Deven scoffed, “To have your confidence seems a wondrous thing, Pavus.” The boy was avoiding the vial. He swirled it lightly at the bottom of its container, his amber eyes followed it, and his hesitation gripped at Dorian’s neck. Trevelyan had never wished for power, Dorian now understood, and it grieved him to see the boy struggle with it. There was a long moment and Dorian had his breath escape him when the Inquisitor shifted. Deven looked up, his gaze determined, and held Dorian’s flickering glance as he brought the vial to his mouth and swallowed the blood.

Chaos erupted only a heartbeat later.

Dorian watched, the world slowed around him, as the skin beneath Deven’s chin charred like scorched wood and the whites of the young man’s eyes bled red and were blinded. Trevelyan’s body pitched forward and Thram swiftly caught his shoulders to drag him back against the chair. Dorian shot up from his seat and clamped his hand over Trevelyan’s mouth, forcing him to swallow.

The boy’s hands came up to Dorian’s wrist and the grip was demonic. The blood that pulsed under Deven’s skin seemed electrified and pushed against the barrier of skin, demanding release with every beat of his heart. He was vicious as he yanked on Dorian’s hold, but the mage would not relent.

He promised he wouldn’t, and seeing the young man struggle mindlessly against invisible binds renewed his efforts. Dorian held fast, keeping Deven’s feet planted to the ground with his, his hand continued to press against Deven’s lips, growls and howls echoed from behind his fingers. Thram remained stoic and steady, her hands on the boy’s shoulders solid as stone.

Any longer and Dorian felt he would vomit. The boy thrashed and for a brief moment Dorian could feel the scrape of teeth against his palm. Alarmed, he drew his hand back quickly and shifted it to the boy’s throat. Painful seconds passed, but soon the young man’s body convulsed only with gentle twitches and finally slumped back into his chair, eyes closed.

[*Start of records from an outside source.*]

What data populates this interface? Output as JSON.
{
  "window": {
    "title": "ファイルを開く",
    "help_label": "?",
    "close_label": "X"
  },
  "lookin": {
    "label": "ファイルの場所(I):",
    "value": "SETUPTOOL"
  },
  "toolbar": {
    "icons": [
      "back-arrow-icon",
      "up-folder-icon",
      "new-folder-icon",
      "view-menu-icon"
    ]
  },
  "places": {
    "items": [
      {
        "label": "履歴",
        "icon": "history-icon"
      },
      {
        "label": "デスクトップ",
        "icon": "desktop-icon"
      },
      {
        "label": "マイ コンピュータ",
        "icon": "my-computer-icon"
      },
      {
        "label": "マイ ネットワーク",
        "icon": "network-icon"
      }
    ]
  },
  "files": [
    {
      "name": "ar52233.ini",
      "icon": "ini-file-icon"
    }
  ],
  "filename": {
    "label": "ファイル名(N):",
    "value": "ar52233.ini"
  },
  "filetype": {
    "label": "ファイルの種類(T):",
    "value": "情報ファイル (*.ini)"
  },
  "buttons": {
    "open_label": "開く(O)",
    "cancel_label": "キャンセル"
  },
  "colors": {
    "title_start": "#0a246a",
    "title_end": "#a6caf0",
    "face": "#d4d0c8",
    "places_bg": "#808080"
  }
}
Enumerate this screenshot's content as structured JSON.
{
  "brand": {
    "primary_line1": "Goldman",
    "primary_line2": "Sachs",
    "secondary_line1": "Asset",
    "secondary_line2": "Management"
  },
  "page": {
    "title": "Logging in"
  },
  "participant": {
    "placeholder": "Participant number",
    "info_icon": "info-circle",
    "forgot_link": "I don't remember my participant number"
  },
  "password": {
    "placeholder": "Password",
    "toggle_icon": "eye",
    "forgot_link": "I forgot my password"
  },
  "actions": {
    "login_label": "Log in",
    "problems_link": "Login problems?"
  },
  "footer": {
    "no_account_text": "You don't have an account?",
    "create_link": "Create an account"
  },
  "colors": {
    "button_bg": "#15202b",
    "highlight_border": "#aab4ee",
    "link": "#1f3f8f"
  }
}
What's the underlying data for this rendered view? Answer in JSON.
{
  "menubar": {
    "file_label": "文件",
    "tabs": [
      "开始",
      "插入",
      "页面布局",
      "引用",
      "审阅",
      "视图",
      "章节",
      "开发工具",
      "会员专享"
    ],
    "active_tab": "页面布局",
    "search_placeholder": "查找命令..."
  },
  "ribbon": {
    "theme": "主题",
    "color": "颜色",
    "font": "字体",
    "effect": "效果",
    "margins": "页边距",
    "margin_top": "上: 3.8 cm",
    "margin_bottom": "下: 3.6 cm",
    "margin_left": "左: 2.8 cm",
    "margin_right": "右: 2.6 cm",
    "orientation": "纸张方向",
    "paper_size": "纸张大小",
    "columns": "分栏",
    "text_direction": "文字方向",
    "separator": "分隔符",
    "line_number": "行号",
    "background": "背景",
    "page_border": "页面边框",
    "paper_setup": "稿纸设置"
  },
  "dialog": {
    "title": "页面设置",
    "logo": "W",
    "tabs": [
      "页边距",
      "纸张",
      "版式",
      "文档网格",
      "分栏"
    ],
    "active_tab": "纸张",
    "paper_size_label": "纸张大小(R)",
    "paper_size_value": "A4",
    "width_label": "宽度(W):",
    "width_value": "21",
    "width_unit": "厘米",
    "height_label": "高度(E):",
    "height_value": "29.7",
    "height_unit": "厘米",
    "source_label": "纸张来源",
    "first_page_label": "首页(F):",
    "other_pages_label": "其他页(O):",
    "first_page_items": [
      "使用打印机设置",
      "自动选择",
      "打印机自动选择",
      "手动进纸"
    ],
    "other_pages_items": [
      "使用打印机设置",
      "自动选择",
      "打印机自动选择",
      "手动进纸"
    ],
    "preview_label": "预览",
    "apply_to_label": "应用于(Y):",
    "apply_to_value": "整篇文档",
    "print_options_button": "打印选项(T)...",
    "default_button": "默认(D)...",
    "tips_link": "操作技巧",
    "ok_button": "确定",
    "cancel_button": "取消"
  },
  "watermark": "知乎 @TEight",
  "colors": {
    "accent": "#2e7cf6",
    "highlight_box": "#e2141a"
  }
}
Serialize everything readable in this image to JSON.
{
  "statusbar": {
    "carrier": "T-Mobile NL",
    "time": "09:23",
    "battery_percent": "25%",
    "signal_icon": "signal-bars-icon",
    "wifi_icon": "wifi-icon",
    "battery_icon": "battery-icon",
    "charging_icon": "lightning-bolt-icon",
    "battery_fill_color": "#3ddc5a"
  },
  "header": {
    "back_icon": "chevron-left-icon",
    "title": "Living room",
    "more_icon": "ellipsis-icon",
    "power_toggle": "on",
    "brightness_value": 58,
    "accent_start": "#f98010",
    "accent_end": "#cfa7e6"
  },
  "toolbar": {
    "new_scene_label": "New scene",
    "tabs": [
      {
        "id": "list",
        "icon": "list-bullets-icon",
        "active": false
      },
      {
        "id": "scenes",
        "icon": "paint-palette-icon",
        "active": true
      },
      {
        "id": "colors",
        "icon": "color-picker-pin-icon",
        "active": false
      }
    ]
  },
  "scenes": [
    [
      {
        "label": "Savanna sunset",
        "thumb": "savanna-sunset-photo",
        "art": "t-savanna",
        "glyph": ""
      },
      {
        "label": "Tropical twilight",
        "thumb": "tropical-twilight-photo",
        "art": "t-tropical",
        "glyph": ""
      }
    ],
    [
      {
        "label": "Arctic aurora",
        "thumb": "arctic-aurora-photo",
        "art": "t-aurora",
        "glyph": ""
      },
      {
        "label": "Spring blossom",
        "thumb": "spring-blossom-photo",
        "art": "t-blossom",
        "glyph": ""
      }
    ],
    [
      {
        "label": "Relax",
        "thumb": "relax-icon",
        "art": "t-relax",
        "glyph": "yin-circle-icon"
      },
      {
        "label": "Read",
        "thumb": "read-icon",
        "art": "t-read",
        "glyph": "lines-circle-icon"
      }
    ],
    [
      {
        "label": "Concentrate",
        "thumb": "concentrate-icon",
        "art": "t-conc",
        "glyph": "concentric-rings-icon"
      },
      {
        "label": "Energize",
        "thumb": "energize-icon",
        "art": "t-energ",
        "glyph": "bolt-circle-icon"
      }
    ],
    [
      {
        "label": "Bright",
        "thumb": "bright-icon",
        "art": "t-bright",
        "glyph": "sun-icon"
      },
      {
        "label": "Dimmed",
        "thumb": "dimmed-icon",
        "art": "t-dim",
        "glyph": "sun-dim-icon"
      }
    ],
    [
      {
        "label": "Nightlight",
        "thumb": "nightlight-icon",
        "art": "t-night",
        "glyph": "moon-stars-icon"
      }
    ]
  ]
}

Dorian held two fingers to Trevelyan’s neck and very nearly cried with relief to feel the warm beat of the young man’s heart. Without hesitation, Dorian hauled Trevelyan into his arms and draped him across the bench he previously sat upon. Deven’s skin was drenched in sweat and his lips were a hint of blue and purple.

“He lives.” Thram announced unceremoniously. “Good.”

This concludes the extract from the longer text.